La Sabiduría como Co-creadora (Proverbios)

En Proverbios 8, la Sabiduría (Jojmá) se personifica. Ella dice que estaba allí cuando Dios trazó los fundamentos del mundo.

El diseño inteligente: Los libros sapienciales sugieren que predicar no es solo hablar de religión, sino revelar la coherencia del universo. Predicar es poner en palabras la “Sabiduría” con la que todo fue diseñado.

Proverbios 18:21: “La muerte y la vida están en poder de la lengua”. Este es el versículo central que une la Gematría con la Biblia. El propósito de nuestro llamado es elegir la vida cada vez que abrimos la boca.

La Palabra como Medicina y Alimento (Salmos)

En los Salmos, la palabra deja de ser solo un decreto para convertirse en una experiencia sensorial.

Lámpara y Luz (Salmo 119:105): “Lámpara es a mis pies tu palabra”. El propósito de predicar es la orientación. En un mundo “oscuro” (confuso), la palabra actúa como un faro que permite dar el siguiente paso sin caer.

Salmo 33:6: “Por la palabra de Jehová fueron hechos los cielos”. La Biblia establece que el lenguaje es la herramienta de ingeniería de la divinidad.

Dulzura y Salud: Se describe la palabra como “más dulce que la miel” y como medicina para los huesos. Predicamos porque la palabra tiene una propiedad taumatúrgica (sanadora) que restaura el alma atribulada.

El Valor del Silencio y la Palabra Justa (Eclesiastés)

Eclesiastés nos da una lección de humildad sobre el llamado a predicar. No se trata de hablar mucho, sino de hablar lo correcto.

Eclesiastés 3:7: Hay un “tiempo de callar, y tiempo de hablar”.

Palabras como aguijones: “Las palabras de los sabios son como aguijones; y como clavos hincados…” (Ecl. 12:11). El propósito de predicar aquí es provocar el pensamiento y la estabilidad. Un aguijón mueve al perezoso, y un clavo sostiene la estructura.

Job: La Palabra ante el Sufrimiento

El libro de Job nos enseña que el propósito de la palabra también es el consuelo y la búsqueda de la verdad en medio de la crisis.

Job critica las palabras vacías de sus amigos (“consoladores molestos”). Esto nos enseña que el llamado a predicar requiere empatía y conexión real. No se predica para juzgar, sino para buscar la presencia de Dios en el dolor.

¿Por qué estamos llamados a hablar?

Los sabios de la Biblia dirían que estamos llamados a predicar por tres razones de “sabiduría práctica”:

Para Ordenar el Caos Mental: El pensamiento es caótico hasta que la palabra lo articula.
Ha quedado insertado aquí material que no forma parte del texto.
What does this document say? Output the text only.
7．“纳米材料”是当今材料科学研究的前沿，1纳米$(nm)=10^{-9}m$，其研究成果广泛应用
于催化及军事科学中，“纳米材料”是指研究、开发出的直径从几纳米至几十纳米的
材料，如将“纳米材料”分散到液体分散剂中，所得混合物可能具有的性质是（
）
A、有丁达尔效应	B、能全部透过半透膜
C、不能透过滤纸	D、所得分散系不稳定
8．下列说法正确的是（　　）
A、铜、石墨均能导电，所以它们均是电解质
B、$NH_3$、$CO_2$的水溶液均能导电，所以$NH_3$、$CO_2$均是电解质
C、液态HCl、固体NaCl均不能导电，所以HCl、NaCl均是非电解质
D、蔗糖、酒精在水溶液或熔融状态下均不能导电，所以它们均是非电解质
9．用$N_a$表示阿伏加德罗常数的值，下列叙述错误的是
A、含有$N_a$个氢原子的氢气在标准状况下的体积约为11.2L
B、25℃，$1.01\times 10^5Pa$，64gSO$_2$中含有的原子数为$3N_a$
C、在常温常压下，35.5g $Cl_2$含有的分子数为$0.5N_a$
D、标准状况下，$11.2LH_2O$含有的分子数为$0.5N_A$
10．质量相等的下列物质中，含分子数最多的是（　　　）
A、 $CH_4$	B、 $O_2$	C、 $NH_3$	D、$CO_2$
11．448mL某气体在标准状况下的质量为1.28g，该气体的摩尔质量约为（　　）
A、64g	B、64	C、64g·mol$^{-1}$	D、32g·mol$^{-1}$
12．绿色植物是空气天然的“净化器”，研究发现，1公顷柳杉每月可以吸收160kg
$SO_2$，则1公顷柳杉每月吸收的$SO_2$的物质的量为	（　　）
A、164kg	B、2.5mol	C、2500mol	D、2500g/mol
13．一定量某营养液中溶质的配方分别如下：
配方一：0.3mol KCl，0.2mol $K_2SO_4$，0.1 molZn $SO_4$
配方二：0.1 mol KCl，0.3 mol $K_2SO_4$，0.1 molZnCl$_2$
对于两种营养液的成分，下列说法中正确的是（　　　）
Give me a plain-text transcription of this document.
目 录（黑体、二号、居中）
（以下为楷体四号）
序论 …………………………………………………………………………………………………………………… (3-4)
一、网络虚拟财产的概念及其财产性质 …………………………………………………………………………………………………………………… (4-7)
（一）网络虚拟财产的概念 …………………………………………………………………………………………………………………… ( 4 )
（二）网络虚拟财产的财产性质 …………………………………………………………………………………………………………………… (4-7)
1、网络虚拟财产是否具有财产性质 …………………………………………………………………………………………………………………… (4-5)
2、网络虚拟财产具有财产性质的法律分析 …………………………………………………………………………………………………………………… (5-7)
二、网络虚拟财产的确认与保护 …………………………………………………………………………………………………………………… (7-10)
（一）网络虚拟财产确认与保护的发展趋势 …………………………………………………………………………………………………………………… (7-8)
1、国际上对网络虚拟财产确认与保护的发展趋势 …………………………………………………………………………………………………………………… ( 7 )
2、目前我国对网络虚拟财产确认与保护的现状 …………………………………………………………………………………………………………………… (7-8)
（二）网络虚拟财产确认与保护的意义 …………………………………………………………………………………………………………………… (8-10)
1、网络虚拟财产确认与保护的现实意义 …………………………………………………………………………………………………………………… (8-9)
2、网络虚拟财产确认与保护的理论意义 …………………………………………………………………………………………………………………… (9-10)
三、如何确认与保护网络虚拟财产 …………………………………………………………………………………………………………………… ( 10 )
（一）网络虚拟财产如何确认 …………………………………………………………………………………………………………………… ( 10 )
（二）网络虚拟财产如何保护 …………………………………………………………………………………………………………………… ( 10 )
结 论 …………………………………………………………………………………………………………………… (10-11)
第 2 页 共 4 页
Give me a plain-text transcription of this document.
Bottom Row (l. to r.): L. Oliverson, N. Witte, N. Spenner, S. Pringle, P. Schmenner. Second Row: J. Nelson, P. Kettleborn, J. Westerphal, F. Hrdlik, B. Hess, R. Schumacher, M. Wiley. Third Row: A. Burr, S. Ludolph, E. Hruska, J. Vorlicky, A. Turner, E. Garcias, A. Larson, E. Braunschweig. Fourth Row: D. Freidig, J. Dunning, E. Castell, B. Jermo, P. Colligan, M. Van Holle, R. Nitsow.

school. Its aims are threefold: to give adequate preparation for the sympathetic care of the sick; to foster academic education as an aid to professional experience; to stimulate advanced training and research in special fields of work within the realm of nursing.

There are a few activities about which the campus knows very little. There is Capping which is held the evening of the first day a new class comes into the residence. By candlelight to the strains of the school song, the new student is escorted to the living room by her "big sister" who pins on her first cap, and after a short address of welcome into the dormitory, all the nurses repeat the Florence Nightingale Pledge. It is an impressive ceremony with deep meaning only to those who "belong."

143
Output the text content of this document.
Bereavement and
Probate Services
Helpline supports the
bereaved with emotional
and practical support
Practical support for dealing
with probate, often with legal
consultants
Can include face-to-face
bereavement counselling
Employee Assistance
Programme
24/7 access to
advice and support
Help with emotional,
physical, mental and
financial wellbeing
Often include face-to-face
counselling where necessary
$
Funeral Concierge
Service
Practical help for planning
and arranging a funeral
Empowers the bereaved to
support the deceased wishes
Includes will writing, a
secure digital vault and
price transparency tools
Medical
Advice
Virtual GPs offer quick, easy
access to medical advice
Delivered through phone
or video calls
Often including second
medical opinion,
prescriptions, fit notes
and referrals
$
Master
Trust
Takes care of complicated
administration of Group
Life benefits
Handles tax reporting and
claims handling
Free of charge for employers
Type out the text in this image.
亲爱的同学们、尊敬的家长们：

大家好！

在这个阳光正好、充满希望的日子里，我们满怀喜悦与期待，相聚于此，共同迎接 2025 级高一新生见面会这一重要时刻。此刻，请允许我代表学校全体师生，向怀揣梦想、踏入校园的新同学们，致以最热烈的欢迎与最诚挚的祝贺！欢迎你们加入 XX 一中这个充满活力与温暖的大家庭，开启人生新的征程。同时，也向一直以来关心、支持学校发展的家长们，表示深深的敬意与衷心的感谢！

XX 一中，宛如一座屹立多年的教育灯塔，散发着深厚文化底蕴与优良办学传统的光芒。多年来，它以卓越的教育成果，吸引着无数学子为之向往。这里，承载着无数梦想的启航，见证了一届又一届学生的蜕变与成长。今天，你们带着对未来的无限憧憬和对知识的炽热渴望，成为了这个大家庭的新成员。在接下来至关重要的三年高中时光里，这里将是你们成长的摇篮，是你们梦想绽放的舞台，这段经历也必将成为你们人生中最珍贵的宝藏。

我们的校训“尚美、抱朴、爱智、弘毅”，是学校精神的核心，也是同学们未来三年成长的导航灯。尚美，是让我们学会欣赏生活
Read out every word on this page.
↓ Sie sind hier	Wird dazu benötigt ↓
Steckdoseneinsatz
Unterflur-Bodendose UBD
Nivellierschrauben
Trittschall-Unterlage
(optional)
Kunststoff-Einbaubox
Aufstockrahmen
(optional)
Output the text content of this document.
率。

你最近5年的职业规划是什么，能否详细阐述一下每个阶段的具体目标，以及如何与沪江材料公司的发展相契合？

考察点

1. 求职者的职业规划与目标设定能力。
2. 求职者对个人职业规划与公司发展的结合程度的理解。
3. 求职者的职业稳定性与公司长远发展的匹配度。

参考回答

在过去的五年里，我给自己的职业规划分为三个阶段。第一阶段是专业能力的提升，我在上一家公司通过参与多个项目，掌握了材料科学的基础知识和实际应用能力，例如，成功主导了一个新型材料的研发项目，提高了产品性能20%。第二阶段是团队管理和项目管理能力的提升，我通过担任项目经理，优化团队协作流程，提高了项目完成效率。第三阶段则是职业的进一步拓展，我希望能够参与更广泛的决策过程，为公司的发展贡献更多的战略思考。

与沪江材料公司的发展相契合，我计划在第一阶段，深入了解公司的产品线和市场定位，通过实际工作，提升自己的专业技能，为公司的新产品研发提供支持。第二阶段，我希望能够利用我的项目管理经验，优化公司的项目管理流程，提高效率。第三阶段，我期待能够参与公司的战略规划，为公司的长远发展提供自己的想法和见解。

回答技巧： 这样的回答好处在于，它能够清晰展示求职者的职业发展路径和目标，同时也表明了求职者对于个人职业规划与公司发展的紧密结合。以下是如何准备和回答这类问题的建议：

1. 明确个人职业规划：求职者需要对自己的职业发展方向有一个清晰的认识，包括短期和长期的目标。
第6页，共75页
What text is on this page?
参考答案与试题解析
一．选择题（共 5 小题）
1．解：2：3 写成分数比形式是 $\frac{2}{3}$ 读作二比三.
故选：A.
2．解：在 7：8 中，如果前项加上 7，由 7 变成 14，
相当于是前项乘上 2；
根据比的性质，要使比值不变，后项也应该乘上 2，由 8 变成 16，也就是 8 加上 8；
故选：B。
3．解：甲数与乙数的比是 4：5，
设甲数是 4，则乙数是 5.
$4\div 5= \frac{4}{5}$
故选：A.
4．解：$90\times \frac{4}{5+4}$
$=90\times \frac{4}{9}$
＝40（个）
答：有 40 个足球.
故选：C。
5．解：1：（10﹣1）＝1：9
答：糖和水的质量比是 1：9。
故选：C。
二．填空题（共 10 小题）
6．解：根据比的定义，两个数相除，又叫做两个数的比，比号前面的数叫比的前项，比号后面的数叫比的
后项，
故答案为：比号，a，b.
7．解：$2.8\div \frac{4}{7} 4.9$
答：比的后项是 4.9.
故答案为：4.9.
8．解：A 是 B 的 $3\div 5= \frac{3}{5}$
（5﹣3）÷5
Al predicar, ayudamos a otros a organizar su propia realidad interior.

Para Sembrar Justicia: La palabra sapiencial busca que el hombre actúe con Tzedaká (justicia/rectitud).

Para Perpetuar el Legado: La sabiduría se transmite de “boca a oído”. Somos el eslabón de una cadena milenaria que evita que la humanidad olvide su origen divino.

Según los libros sapienciales, todo lo creado se sustenta en la palabra porque ella es el orden lógico (Logos) que evita que el mundo caiga en la necedad y la autodestrucción. Predicamos para mantener encendida la chispa de la inteligencia divina en la tierra.